A clever landlord may think to save time by combining the notice to pay the owed rent in five days (the HSTPA’s required notice) with the fourteen-day notice to quit, but this poses another gray area. In that situation, a court could end up finding that the notices were deficient, and that the landlord has to start over with new notices and then file a new lawsuit.

Don’t overlook the basics
Once the court has assigned a hearing date for the matter, it is crucial to properly serve a copy of the petition documents on the tenant. There are several ways to serve the documents, and those ways may include personal delivery of the documents to the tenant, posting a copy of the documents to the leased space or sliding a copy of the documents under the entrance door.

Regardless of how the landlord chooses to serve a copy of the petition on the tenant, the key is that the service occurs between ten to seventeen days before the hearing date that the court set. If the landlord fails to serve the tenant during that timeframe, the matter is virtually guaranteed to be dismissed.

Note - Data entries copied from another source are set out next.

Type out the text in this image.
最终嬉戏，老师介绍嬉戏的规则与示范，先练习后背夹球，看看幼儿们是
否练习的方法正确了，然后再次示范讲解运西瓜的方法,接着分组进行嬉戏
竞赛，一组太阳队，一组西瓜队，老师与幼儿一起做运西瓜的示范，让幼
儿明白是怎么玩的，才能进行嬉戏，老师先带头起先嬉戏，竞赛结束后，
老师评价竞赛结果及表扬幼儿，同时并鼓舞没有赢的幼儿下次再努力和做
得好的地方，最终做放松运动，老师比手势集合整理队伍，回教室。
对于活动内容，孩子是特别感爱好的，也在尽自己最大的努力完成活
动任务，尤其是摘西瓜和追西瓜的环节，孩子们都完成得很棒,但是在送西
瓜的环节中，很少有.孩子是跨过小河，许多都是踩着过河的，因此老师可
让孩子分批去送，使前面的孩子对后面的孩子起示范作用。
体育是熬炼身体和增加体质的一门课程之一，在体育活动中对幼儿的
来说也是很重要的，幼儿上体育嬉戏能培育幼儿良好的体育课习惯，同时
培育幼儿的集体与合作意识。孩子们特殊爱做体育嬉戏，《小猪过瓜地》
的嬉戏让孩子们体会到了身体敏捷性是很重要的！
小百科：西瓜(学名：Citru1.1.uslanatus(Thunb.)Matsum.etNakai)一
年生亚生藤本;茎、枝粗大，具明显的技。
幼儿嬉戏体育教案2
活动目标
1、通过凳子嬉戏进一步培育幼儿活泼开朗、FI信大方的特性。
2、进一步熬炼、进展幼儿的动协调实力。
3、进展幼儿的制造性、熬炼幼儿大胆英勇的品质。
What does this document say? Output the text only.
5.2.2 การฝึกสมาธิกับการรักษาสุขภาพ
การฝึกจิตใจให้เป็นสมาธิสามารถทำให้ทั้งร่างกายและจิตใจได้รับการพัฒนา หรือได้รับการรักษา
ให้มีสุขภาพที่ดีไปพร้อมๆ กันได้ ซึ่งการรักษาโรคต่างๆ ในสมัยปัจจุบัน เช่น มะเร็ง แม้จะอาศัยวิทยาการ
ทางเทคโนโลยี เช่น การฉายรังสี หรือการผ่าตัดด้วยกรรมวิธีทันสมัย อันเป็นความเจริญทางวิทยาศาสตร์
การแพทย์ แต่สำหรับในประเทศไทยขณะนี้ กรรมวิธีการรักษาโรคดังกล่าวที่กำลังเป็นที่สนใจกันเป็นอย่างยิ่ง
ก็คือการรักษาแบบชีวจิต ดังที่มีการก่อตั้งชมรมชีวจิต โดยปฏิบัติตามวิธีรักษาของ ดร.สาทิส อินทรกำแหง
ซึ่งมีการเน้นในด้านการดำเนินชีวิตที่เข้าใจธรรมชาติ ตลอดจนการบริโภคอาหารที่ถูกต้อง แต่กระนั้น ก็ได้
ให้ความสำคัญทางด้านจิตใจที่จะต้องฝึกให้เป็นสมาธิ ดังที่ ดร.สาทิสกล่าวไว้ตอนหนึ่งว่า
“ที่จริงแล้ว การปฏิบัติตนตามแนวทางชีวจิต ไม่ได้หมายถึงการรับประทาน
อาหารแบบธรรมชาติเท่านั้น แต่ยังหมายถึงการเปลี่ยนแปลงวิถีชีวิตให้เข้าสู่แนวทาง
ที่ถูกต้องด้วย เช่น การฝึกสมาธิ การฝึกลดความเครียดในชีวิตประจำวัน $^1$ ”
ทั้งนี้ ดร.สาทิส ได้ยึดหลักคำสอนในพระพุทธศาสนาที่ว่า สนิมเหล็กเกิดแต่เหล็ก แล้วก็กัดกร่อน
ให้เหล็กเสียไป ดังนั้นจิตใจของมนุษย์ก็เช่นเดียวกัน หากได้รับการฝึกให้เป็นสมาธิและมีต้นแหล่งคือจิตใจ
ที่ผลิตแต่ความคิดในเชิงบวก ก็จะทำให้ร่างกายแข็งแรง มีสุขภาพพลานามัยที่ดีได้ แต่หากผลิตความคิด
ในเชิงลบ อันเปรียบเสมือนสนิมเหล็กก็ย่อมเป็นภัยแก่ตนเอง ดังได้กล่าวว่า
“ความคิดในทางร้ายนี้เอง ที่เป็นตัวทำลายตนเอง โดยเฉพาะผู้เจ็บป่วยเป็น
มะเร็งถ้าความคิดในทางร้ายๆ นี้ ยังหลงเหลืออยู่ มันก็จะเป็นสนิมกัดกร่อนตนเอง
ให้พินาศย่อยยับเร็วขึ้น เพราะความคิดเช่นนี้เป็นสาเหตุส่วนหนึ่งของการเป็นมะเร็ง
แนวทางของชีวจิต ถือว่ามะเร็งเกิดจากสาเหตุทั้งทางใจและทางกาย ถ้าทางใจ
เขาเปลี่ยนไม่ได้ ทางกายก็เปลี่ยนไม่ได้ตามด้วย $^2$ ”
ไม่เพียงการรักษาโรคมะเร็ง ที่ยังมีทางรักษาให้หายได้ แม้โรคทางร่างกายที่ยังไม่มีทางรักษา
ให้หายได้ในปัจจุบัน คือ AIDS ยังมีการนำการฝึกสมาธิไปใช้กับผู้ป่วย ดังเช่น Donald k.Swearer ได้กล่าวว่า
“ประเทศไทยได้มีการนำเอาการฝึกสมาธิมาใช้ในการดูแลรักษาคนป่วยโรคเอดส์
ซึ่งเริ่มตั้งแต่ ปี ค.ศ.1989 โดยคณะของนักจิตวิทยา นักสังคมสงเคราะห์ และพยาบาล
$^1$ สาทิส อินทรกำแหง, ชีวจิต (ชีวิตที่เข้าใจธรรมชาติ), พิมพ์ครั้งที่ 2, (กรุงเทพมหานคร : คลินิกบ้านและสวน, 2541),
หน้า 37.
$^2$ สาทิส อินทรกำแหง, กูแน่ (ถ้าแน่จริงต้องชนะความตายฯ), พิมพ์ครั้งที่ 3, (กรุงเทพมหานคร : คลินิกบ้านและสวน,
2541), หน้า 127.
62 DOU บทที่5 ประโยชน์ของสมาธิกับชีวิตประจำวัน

Another landmine that landlords have to avoid is the requirement that within three days of service of the petition documents on the tenant, the landlord must file with the Court proof of that service. And if the landlord does not do this? Case dismissed.

If the landlord has done everything right and the hearing date comes and the tenant does not appear, the landlord finally obtains its judgment against the tenant. However, if the tenant appears and answers the petition, then a trial is set, and the parties will have to present their proofs to the judge. It is at that point that the landlord has cleared all the procedural hurdles and the substance is all that is left.

Partner with experienced counsel
Litigating any matter can be difficult but having experienced counsel at your side can have impact. With the law always evolving, such as with the HSTPA and courts applying it to commercial evictions, it is crucial to have attorneys working for you that know how to navigate the system and increase the chances for success.

Eric Lanter is an attorney at Offit Kurman, P.A., New York, N.Y.